Ces arrêts réels, non symboliques, produisent donc trois effets nécessaires : symptôme, angoisse, inhibition.

En inventant le nœud borroméen, Lacan a été obligé de réorganiser entre eux plusieurs concepts. La recherche de ce qu'est le réel et la « découverte » du nœud borroméen vont obliger Lacan à repenser autrement ces trois catégories. L'imaginaire, par exemple, déterminé par la consistance, ne sera plus une instance d'illusion, d'imagination, mais sera tout aussi « réel » que le symbolique et le réel.

Les effets cliniques du nœud

À son fameux slogan, « l'inconscient est structuré comme un langage », Lacan ajoutera cette phrase : « …avec une réserve : ce qui crée la structure est la manière dont le langage émerge au départ chez un être humain » (Yale University, 1975). Lacan a dû, par exemple, repositionner le symbolique, qui n'est plus placé au-dessus de l'imaginaire et du réel comme on pouvait le déduire de ses écrits antérieurs : il advient comme un rond quelconque.

Apparaît ainsi un quatrième rond, le « symptôme », que Lacan nomme « sinthôme », qui a une fonction particulière : il ordonne les choses en les différenciant. Le « sinthôme » oblige à formuler une équivalence entre les Noms-du-Père et les symptômes, comme si sa fonction était en fait de suppléer à une faille fondamentale du Nom-du-Père. Dans la séance analytique, R, S, et I ne sont plus donnés d'emblée, ils doivent être corrélés ou, selon les termes lacaniens, « suturés », afin qu'ils puissent tenir ensemble.
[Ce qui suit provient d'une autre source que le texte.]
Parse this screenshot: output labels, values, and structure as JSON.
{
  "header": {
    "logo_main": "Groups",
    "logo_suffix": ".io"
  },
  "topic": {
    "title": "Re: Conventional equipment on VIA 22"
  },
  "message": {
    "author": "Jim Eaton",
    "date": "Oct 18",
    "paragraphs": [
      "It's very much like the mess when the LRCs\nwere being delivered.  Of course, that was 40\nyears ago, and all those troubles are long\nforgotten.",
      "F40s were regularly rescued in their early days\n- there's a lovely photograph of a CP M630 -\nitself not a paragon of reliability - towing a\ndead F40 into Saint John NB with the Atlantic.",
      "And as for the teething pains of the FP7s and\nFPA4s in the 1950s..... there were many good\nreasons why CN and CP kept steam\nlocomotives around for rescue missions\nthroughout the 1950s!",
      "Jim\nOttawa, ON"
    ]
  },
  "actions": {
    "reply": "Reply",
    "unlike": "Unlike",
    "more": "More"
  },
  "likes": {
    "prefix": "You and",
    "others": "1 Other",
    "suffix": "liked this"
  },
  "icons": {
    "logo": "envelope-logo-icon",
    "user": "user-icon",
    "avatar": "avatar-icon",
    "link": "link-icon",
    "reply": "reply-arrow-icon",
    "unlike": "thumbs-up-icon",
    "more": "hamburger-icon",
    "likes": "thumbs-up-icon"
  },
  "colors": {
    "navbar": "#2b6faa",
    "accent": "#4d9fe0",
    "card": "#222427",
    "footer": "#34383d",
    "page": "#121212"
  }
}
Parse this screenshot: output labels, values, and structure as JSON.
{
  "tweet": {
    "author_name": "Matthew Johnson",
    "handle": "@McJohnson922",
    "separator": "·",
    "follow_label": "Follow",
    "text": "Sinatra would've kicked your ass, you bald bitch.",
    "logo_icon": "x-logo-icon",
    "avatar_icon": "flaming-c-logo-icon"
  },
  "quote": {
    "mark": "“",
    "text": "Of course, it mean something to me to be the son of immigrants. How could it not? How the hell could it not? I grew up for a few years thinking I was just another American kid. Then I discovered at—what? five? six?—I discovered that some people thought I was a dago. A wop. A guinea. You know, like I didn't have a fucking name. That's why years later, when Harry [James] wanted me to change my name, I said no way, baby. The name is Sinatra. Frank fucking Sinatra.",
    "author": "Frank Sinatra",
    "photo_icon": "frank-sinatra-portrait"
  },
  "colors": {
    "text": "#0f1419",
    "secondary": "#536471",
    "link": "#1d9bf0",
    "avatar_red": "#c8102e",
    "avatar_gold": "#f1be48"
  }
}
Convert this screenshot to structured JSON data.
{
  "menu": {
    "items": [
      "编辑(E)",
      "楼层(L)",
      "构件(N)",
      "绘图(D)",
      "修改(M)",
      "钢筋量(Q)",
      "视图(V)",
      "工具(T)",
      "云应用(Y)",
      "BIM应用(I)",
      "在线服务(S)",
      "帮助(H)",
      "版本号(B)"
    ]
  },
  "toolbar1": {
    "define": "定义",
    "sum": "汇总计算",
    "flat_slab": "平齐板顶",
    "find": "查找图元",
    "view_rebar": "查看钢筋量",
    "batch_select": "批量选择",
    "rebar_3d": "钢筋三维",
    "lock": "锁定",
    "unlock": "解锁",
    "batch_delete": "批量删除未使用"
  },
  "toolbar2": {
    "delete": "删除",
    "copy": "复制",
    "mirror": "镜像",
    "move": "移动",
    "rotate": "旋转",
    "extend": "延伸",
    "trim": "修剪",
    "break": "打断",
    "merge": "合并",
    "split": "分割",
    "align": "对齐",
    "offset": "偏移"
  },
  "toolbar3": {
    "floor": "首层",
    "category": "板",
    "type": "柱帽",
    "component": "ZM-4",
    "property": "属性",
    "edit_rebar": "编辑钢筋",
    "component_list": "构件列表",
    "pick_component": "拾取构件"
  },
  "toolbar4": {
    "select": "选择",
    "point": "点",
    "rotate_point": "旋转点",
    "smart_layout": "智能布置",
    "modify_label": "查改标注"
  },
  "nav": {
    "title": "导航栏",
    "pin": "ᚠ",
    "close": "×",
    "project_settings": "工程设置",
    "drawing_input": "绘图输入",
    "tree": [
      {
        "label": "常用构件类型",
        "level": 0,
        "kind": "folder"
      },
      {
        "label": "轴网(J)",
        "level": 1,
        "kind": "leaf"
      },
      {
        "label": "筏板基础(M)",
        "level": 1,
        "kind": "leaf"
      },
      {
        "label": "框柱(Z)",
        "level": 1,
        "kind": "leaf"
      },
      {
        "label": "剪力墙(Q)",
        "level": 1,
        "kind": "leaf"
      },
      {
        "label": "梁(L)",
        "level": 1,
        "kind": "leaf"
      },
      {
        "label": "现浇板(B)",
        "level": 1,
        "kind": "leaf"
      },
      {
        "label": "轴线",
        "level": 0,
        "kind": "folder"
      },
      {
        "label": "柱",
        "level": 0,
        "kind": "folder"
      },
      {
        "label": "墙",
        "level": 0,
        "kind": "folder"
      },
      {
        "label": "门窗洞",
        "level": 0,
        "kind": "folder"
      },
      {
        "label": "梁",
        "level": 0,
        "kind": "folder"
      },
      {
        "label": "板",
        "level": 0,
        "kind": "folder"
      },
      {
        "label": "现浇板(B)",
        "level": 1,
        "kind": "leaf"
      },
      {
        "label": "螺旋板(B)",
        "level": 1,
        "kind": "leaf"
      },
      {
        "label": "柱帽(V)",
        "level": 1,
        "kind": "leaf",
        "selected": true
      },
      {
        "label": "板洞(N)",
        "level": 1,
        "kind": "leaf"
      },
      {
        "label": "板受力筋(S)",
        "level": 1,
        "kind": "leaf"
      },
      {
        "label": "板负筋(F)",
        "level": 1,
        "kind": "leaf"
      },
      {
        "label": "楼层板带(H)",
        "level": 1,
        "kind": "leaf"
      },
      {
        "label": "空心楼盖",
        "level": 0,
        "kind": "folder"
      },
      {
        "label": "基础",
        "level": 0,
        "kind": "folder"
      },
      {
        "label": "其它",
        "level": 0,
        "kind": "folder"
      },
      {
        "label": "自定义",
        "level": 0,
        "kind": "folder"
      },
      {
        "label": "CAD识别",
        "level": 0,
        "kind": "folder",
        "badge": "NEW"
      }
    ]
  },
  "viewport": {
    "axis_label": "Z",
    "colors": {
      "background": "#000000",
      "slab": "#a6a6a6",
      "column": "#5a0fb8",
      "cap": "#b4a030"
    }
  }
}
L'écriture topologique de Lacan se complétera dans les dernières années de sa vie par ce qu'il appelle la « bande de Möbius » et le « cross-cap ».

Conclusion

Que reste-t-il des élaborations lacaniennes ? Une abondance extraordinaire de groupes, de sous-groupes, qui tentent tous de capter tel point de la théorie lacanienne et de le poursuivre au travers de la formation d'« écoles », de revues, de réunions de groupe, tout cela en attendant la publication complète et incontestable des œuvres – ce qu'il est aujourd'hui prématuré de prévoir. La liste des œuvres de Lacan est considérable et se présente pour la plupart comme des articles de circonstance. On peut cependant noter : les Écrits (1966), qui regroupent de nombreux textes déjà parus, dont « le Séminaire sur la ‘ Lettre volée ’ », « le Stade du miroir », et quelques-uns des Séminaires, qui, par le succès qu'ils remportèrent auprès des psychanalystes parisiens, constituent des repères importants dans la tradition actuelle, même s'ils n'ont pas encore eu, pour certains, de publication officielle : les Écrits techniques de Freud (1953 / 1954), les Psychoses (1955 / 1956), les Formations de l'inconscient (1957 / 1958), l'Éthique de la psychanalyse (1959 / 1960), l'Identification (1961 / 1962), les Quatre Concepts fondamentaux de la psychanalyse (1963 / 1964), D'un autre à l'Autre (1968 / 1969), Encore (1972 / 1973), R.S.I. (1974 / 1975), le Sinthôme (1975 / 1976), la Topologie et le temps (1978 / 1979).